Author’s Note

‘This is the great story of the North, which should be to all our race what the Tale of Troy was to the Greeks.’

WILLIAM MORRIS

This book is an attempt to present the surviving myths of the Norsemen as a single narrative, from the making of the world to the vision of Ragnarok. Into the framework of the Volo-spa, the finest of all the poems of The Elder Edda and one of the oldest, I have fitted the myths contained in the rest of the ancient Norse poems, and the prose tales collected by Snorri in the two books usually known as The Prose Edda. Many of the poems have found their way into my text in almost literal translation, and much of Snorri’s narrative; gaps have been filled from Saga fragments – notably in Chapter 10 which follows The Volsunga Saga where Snorri’s synopsis is inadequate. In the stories of Odin’s wooing of Rinda and the two voyages of Thorkill the Wanderer, the rationalized versions given by Saxo Grammaticus have been restored to their mythological state, since no earlier authority survives. Scraps of ballad and folk-tale have helped to fill in small gaps – though I have been forced to skate over one or two, such as Loki’s introduction to Asgard, on the thinnest of evidence.

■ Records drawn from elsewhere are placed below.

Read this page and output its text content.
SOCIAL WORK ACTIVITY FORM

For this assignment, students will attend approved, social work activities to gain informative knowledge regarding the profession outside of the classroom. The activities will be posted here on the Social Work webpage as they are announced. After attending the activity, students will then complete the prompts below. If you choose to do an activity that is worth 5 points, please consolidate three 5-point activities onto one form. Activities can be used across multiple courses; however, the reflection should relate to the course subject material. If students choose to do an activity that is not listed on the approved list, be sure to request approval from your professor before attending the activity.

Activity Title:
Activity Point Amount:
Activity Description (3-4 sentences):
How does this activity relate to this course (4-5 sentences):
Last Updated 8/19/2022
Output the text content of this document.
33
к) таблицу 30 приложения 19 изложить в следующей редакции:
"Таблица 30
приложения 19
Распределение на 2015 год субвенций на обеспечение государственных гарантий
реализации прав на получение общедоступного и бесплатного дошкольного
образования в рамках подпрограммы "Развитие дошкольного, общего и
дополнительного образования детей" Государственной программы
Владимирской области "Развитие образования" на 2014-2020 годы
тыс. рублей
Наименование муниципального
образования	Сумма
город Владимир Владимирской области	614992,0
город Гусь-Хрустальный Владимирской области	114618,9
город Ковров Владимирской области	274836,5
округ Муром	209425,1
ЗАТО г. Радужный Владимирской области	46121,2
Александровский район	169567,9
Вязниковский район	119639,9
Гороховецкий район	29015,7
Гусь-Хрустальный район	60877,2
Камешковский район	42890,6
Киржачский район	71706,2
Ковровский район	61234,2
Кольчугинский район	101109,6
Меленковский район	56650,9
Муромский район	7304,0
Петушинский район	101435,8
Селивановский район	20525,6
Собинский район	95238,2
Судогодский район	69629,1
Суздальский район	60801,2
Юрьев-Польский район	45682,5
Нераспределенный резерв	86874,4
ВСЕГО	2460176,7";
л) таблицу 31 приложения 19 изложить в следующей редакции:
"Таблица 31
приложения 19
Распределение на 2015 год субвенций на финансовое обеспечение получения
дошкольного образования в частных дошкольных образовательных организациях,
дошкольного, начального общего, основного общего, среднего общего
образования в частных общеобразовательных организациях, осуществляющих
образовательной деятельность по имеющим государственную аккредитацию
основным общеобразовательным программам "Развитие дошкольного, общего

Norse mythology is the very antithesis of Greek from the reteller’s point of view. The wealth of literature and legend available for studying the gods of Olympus is positively embarrassing, and the problem there is one of selection. The gods of Asgard, on the other hand, remain strangely aloof: the difficulty here is to find enough about them. And when the scanty material is collected, it is still harder to fit together the incomplete jigsaw-puzzle which is all that remains to us.

Most previous retellers of the Norse myths have contented themselves with a selection of isolated stories – or else have tended to exceed the licence of invention which a reteller should be allowed. Even that classic version The Heroes of Asgard by Annie and Eliza Keary, written just over a hundred years ago (1857), spreads a gentle and romantic glamour over the stories there woven together which opens the magic casements on a very misty view of the Nine Worlds of Norse mythology and the deeds wrought in them.

Of course any version of old myths, legends, or fairy-tales must reflect the outlook of the teller of these tales – and doubtless Myths of the Norsemen is as ‘dated’ as any.

I have, however, tried to the best of my ability to keep to the spirit of the original, that air of ‘Northernness’ which is so apparent even in Vigfusson and Powell’s literal translations in their Corpus Poeticum Boreale of all the surviving poems. I have tried to vary the poetic quality of the Volo-spa with the folk-tale quality of Heimdall’s visit to Midgard or Odin’s rough and ready dealings with the Giants when intent on stealing the magic Mead, or the burlesque quality of some of Thor’s adventures, with the fate-ridden saga of Sigurd and Brynhild and the sheer epic of Baldur’s fate – one of the great tragic stories of the world.

To mould all these together into one narrative, always following my originals closely, has been an interesting experiment, and one worth making. For the great Norwegian and Icelandic Sagas of the deeds of real or half-legendary men and women were woven much in this way, and out of just such diverse material – strung together often on the thin thread of a single family’s history.

The Sagas of Midgard, whether the heroes be Gunnar or Grettir, or Sigurd himself, all end in tragedy – in the picture of the brave man struggling in vain against the powers of fate – ‘And how can man die better than facing fearful odds?’ This was the Norseman’s view of life – and the deeds and fate of the heroes of saga must have been but the earthly counterpart of the deeds of the Gods of Asgard in their struggle against the Giant forces of nature so apparent to the men of the North, and of the doom, the Ragnarok, which was to overtake them.

With this view in mind I have tried to tell the tale of Asgard and the Æsir – The Saga of Asgard, though in this new edition I have called it Myths of the Norsemen, since my original title was found to be too obscure.